RdfResources
(Thanks to Steven Perry for providing the original list of resources on this page.)
Reading
W3C?
The
W3C? RDF resources can be found at
http://www.w3.org/RDF/
The RDF primer is recommended reading
http://www.w3.org/TR/rdf-primer/
Libraries
Jena
A Java framework for working with RDF that includes
serialization/deserialization of N3, N-Triple, RDF/XML, RDF/XML-ABBREV,
and others, both memory and DB-backed triple stores, a reasoner API,
support for reification, typed literals, and support for a variety of
query languages including RDQL and SPARQL. Jena is an open source
project that is used as a component of many other semantic web
projects. It is developed by HP Labs.
http://jena.sourceforge.net
Redland
A C based RDF framework with bindings for many different languages
including Perl, Java, C#, Ruby, and others. It also includes
serialization/deserialization from a variety of formats, memory and
DB-backed triple stores, support for SPARQL and Rasqal query languages,
etc.
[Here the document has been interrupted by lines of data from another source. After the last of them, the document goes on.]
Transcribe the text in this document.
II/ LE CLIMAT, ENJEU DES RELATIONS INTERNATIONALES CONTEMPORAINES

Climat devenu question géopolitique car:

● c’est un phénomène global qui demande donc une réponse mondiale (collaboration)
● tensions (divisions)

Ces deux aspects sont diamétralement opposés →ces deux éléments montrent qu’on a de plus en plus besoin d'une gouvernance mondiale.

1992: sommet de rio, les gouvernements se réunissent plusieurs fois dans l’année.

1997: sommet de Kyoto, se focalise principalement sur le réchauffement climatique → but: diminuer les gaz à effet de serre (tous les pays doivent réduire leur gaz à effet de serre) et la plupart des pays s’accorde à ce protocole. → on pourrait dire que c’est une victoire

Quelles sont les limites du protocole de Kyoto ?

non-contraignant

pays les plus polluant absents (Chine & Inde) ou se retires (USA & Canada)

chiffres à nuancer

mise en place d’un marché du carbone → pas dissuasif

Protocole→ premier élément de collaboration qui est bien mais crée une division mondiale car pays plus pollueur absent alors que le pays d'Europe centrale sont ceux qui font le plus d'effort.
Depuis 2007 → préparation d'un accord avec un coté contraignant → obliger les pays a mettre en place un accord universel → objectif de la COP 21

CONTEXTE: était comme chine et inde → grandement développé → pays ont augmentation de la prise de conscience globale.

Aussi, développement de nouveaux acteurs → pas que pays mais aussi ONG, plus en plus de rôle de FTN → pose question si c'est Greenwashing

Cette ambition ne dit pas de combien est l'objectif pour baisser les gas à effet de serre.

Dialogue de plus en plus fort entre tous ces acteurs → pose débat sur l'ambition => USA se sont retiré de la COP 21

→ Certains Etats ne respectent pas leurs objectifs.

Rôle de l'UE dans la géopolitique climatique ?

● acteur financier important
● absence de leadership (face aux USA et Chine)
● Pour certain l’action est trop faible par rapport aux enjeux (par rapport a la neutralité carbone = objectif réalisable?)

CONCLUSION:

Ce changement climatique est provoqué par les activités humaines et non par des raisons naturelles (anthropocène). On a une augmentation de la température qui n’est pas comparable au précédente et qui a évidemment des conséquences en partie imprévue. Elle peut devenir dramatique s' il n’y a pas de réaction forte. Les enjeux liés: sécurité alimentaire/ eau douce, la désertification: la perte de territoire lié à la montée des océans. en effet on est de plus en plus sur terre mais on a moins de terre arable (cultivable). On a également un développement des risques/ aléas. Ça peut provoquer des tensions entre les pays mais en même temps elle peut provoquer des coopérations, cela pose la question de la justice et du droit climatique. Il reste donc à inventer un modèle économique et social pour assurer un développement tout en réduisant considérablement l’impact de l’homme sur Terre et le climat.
Redland is an open source project that is used as a component of
many other semantic web projects. It is developed by Dave Beckett at
the University of Bristol.
http://librdf.org
Jastor
A Java code generator that emits Java Beans from OWL ontologies. Think
of it as Castor for OWL. It is designed to work with Jena and is
developed by Ben Szekely (who also worked on the LSID framework) and Joe
Betz at IBM.
http://jastor.sourceforge.net/
Applications
W3C? RDF Validator:
Given an RDF/XML document, this web application validates it and
displays it as triples, RDF/XML, or as a graph in a variety of formats
including PNG, SVG, and isaViz.
http://www.w3.org/RDF/Validator/
Protégé Ontology Editor
We mostly use text editors for developing ontologies because we've
occasionally found Protege to be unstable with large complicated OWL
models. However, many people like Protege (a Java desktop application)
which was developed by Standford's Medical Informatics group.
http://protege.stanford.edu
Comment from
StevenPerry?
"There are also a variety of triple store implementations as well as
other frameworks like Kowari. However, we can't recommend them because
we either haven't used them or didn't like them."